Monday, October 23, 2023

The Ghouls In The Blob Fucked It Into The Sun Again

With hindsight, the Kushner-Netanyahu Middle East Peace Plan was perhaps not such a wise path to follow.

The past week saw the destruction of yet another dream palace: the Biden administration’s effort to reinforce a U.S.-dominated Middle East security architecture through closer defense pacts with the region’s various repressive governments. The point man for this has been the White House’s top Middle East policy hand, Brett McGurk, who has served in senior policy positions in every administration since George W. Bush’s, including as a legal advisor for the U.S occupation of Iraq.

The Biden doctrine presumed that the Palestinians could be shunted aside and offered some crumbs to keep them quiet.

Unlike Bush’s post-9/11 Middle East “freedom agenda,” which, despite its strategic flaws and disastrous and deadly consequences, at least had a genuine policy component of human rights and democracy promotion, President Joe Biden’s doctrine for the Middle East, as outlined by McGurk in a February speech, shows vanishingly little concern for how the people of the region are ruled. Its brief mention of a “values” component is so perfunctory as to be insulting.

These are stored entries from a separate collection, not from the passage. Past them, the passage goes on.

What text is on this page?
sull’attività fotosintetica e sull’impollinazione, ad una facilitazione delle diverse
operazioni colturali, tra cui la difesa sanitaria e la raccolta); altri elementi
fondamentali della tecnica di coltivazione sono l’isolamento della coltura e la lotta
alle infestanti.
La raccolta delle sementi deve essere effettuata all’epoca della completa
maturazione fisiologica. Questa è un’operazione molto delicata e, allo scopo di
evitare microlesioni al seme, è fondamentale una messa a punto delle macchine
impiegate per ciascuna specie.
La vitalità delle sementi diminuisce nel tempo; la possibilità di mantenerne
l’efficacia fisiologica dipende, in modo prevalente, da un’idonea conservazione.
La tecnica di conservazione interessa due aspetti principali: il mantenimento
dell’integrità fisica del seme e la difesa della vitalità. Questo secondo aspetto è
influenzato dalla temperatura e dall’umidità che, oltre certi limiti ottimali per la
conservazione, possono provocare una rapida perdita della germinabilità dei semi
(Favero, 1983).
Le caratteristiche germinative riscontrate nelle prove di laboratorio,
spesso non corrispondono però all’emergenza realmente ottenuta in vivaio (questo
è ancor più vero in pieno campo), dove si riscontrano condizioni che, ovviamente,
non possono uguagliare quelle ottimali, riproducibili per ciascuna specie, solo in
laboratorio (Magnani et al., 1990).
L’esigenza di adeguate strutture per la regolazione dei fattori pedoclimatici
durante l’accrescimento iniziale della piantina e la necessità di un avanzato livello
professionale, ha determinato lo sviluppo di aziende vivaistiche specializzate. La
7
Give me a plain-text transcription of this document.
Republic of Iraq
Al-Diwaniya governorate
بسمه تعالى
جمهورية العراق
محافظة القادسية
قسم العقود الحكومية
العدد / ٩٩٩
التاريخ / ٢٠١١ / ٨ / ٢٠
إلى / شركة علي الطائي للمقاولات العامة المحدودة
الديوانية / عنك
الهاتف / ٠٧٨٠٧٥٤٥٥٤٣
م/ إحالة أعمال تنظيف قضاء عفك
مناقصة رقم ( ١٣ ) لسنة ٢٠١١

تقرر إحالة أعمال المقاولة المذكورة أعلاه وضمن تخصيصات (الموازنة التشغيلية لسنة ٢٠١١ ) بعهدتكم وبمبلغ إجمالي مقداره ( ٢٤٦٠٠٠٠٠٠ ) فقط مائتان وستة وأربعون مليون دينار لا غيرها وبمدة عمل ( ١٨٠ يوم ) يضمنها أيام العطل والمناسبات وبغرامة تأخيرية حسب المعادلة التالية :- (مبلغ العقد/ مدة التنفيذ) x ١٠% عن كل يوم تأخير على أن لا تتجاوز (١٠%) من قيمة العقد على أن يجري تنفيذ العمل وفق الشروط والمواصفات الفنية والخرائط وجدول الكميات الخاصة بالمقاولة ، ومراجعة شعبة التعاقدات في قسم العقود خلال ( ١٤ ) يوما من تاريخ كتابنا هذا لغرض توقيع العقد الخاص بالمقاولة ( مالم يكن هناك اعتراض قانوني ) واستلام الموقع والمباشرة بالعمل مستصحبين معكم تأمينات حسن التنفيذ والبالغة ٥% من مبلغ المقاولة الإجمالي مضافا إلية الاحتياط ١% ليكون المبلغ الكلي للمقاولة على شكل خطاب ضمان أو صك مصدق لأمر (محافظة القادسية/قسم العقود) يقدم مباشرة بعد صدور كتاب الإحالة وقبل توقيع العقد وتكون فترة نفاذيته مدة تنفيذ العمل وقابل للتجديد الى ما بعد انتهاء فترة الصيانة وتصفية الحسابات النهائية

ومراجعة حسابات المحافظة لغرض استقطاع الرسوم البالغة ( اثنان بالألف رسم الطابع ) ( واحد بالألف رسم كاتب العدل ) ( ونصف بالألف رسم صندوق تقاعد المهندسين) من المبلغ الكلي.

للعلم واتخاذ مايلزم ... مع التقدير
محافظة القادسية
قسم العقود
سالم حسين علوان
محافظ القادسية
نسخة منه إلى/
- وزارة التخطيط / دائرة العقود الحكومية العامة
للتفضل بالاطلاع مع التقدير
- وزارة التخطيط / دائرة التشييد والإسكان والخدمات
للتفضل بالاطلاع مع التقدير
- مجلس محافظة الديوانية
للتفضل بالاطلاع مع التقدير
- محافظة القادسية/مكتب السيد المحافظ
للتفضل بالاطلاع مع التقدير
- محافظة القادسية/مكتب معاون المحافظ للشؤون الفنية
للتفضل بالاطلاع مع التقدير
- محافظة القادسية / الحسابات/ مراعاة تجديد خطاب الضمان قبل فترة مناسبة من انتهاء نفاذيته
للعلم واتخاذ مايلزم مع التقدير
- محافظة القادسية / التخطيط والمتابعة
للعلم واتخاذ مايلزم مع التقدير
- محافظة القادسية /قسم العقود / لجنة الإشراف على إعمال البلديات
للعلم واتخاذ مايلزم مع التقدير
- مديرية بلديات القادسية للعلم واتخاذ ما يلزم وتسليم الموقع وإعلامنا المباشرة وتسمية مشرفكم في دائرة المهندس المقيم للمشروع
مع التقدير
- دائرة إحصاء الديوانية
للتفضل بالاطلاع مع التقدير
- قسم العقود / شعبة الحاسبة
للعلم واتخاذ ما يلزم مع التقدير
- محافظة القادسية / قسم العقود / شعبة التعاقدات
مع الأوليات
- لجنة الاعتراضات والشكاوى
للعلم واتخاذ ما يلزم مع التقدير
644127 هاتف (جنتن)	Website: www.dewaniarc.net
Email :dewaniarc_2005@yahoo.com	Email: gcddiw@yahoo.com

In stark contrast to his campaign promises to prioritize human rights, as president, Biden has drawn the United States even closer to Middle East authoritarians. While at first holding the Trump administration-brokered Abraham Accords at arm’s length, the Biden administration soon embraced them in the misguided belief that stitching together arms deals with abusive governments and calling it “peace” was a good way to advance Americans’ security and prosperity.